The world the agent acts on — anything outside the harness that the agent perceives through tool results and changes through tool calls. The harness runs the agent; the environment is what the agent works in. A file like AGENTS.md lives in the environment; the harness is what loads it into the context window. A filesystem is the most common kind of environment, but not the only one (a database, a remote API, a browser session can all be environments).
The agent only sees the environment when it looks. Everything it knows about the environment arrived through a tool result, so its picture is a collection of snapshots, each accurate at the moment it was taken. If a file changes after the agent read it — you edit it by hand, a build step regenerates it — the agent keeps reasoning from the stale copy until something prompts a re-read. An agent confidently describing a file that no longer looks like that is usually this: the environment moved, the snapshot didn't.
The environment is also the layer that persists — the only one that is always stateful. A session's context is gone when the session ends, but files written to the environment remain for the next session to read — which is what memory systems, handoff artifacts, and AGENTS.md rely on. Anything an agent should still know tomorrow has to end up in the environment.
You decide how big the environment is.
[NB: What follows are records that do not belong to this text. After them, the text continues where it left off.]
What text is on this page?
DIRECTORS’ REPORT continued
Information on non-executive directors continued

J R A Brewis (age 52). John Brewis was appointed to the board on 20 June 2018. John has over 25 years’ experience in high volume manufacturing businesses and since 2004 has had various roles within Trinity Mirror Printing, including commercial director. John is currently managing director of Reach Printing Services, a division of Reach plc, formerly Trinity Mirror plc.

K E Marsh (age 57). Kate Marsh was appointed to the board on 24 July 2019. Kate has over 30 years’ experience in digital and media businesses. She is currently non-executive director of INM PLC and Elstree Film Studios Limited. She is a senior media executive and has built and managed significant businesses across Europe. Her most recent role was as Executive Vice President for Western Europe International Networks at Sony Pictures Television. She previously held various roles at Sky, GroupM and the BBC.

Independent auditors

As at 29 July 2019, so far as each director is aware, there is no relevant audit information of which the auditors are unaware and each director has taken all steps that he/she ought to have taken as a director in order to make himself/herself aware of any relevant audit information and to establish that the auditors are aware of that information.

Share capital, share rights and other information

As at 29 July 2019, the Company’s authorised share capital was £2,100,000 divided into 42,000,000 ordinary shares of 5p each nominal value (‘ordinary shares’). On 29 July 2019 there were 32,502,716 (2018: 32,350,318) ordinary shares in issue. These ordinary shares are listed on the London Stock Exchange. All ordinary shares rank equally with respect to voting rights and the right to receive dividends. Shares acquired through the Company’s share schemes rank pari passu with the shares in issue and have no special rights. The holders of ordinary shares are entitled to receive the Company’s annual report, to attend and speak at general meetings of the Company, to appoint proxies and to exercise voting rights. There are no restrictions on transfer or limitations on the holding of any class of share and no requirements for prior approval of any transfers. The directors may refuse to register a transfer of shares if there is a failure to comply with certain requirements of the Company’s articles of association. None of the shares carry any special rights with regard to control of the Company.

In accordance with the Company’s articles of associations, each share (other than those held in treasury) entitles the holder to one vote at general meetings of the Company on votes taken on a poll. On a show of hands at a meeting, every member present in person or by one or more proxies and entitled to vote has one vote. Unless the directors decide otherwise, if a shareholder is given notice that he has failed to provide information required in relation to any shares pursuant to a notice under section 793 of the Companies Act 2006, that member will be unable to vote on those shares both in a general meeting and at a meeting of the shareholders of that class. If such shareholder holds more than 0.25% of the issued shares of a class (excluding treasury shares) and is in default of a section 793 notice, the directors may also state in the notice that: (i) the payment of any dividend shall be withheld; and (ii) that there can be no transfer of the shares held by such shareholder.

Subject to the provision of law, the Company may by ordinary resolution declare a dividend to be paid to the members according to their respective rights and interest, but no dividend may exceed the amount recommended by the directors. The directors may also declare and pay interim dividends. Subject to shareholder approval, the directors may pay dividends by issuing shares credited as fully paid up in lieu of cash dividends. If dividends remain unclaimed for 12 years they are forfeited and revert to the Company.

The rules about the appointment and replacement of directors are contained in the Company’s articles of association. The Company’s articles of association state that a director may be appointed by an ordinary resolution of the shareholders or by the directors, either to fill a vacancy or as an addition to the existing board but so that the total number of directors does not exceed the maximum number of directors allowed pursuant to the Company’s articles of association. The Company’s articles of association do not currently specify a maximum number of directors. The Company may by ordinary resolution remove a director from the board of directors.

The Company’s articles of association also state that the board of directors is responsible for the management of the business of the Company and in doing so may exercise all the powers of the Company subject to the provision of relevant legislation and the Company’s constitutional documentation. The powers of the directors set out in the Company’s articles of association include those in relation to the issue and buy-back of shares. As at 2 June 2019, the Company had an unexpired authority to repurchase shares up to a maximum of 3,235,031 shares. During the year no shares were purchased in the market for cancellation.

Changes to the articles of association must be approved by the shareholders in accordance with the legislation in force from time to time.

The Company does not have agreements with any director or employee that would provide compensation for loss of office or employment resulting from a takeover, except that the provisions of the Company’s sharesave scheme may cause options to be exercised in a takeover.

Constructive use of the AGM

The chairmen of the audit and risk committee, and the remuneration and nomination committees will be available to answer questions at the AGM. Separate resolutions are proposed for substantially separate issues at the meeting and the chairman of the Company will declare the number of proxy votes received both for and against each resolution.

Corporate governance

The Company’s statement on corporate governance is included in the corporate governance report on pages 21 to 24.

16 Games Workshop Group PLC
A sandbox shrinks it, limiting what the agent can reach; adding a tool extends it, bringing a database or an API into reach. What's inside the boundary is what the agent can perceive and change; everything outside it doesn't exist for the agent. How well the environment is set up to support the agent's work is the codebase's AX.
Avoid: using "environment" for the runtime or the harness itself — the harness is the wrapper, the environment is the workspace.
Usage:
"The agent can't see the staging DB schema."
"Wire it into the environment — give it a psql tool scoped to read-only on staging. The harness is fine, it just has nothing to act on."